The efficiency of training the StyleGAN2 neural network for generating images was improved by four orders of magnitude. This was reported by the press service of the National Research University Higher School of Economics .
Modern neural networks are able to generate fake images that are almost indistinguishable from real ones. In particular, it is possible to generate faces of people who have never lived. One of the most successful types of neural networks for these tasks are generative adversarial networks – in which one algorithm generates an image, and another tries to distinguish it from the real one. As a result, by a gradual enumeration, the picture takes on such a form that the differences become minimal. At the same time, a significant difficulty in the operation of such a scheme is the need to collect a large number of high-quality images for training. For example, the correct generation of random faces requires a database of at least 100,000 real photographs. However, there are ways to partially circumvent this limitation: for example,
Experts from the HSE Center for Deep Learning and Bayesian Methods have described a new approach to retraining the StyleGAN2 generative model. This is a generative neural network that converts random noise into a realistic picture. The researchers managed to optimize its training by reducing the number of trained parameters (weights) by four orders of magnitude by training an additional domain vector.

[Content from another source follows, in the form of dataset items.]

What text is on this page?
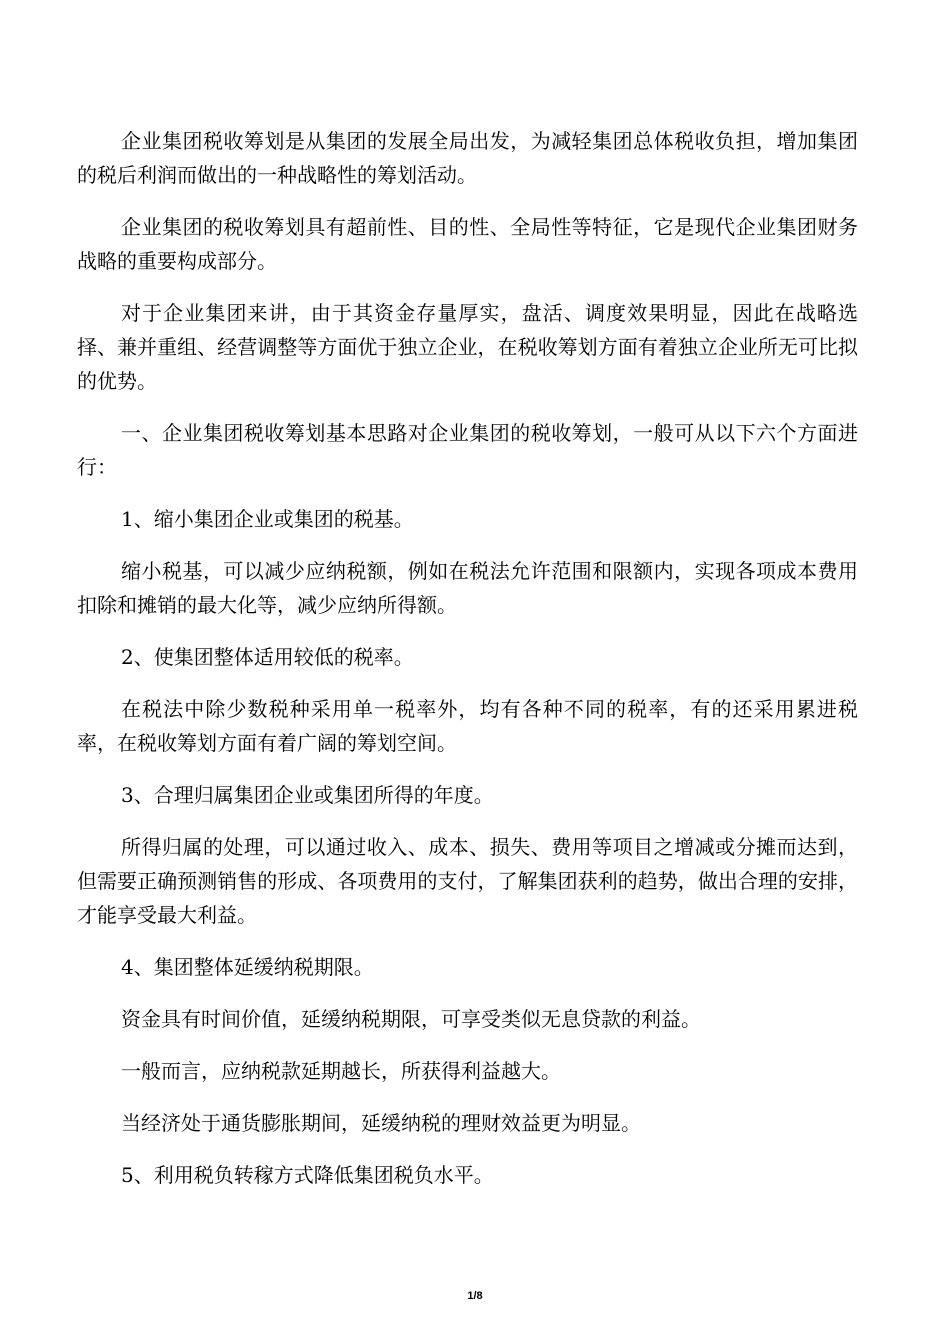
企业集团税收筹划是从集团的发展全局出发，为减轻集团总体税收负担，增加集团的税后利润而做出的一种战略性的筹划活动。

企业集团的税收筹划具有超前性、目的性、全局性等特征，它是现代企业集团财务战略的重要构成部分。

对于企业集团来讲，由于其资金存量厚实，盘活、调度效果明显，因此在战略选择、兼并重组、经营调整等方面优于独立企业，在税收筹划方面有着独立企业所无可比拟的优势。

一、企业集团税收筹划基本思路对企业集团的税收筹划，一般可从以下六个方面进行：

1、缩小集团企业或集团的税基。

缩小税基，可以减少应纳税额，例如在税法允许范围和限额内，实现各项成本费用扣除和摊销的最大化等，减少应纳所得额。

2、使集团整体适用较低的税率。

在税法中除少数税种采用单一税率外，均有各种不同的税率，有的还采用累进税率，在税收筹划方面有着广阔的筹划空间。

3、合理归属集团企业或集团所得的年度。

所得归属的处理，可以通过收入、成本、损失、费用等项目之增减或分摊而达到，但需要正确预测销售的形成、各项费用的支付，了解集团获利的趋势，做出合理的安排，才能享受最大利益。

4、集团整体延缓纳税期限。

资金具有时间价值，延缓纳税期限，可享受类似无息贷款的利益。

一般而言，应纳税款延期越长，所获得利益越大。

当经济处于通货膨胀期间，延缓纳税的理财效益更为明显。

5、利用税负转稼方式降低集团税负水平。

1/8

The architecture of the StyleGAN2 network has special transformations (modulations), with the help of which the input random vector controls the semantic features of the output image, such as gender, age, etc. The scientists proposed to train an additional vector that defines the output image domain through similar modulations.
“If we additionally train only such a domain vector, then the domain of the generated images changes just as well as if we retrained all the parameters of the neural network. This drastically reduces the number of optimized parameters, since the dimension of such a domain vector is only 6000, which is orders of magnitude less than 30 million weights of our generator,” explained Aibek Alanov, one of the creators of the new algorithm.
As a result, the authors hope that their invention will significantly speed up the training of generative neural networks and simplify their operation.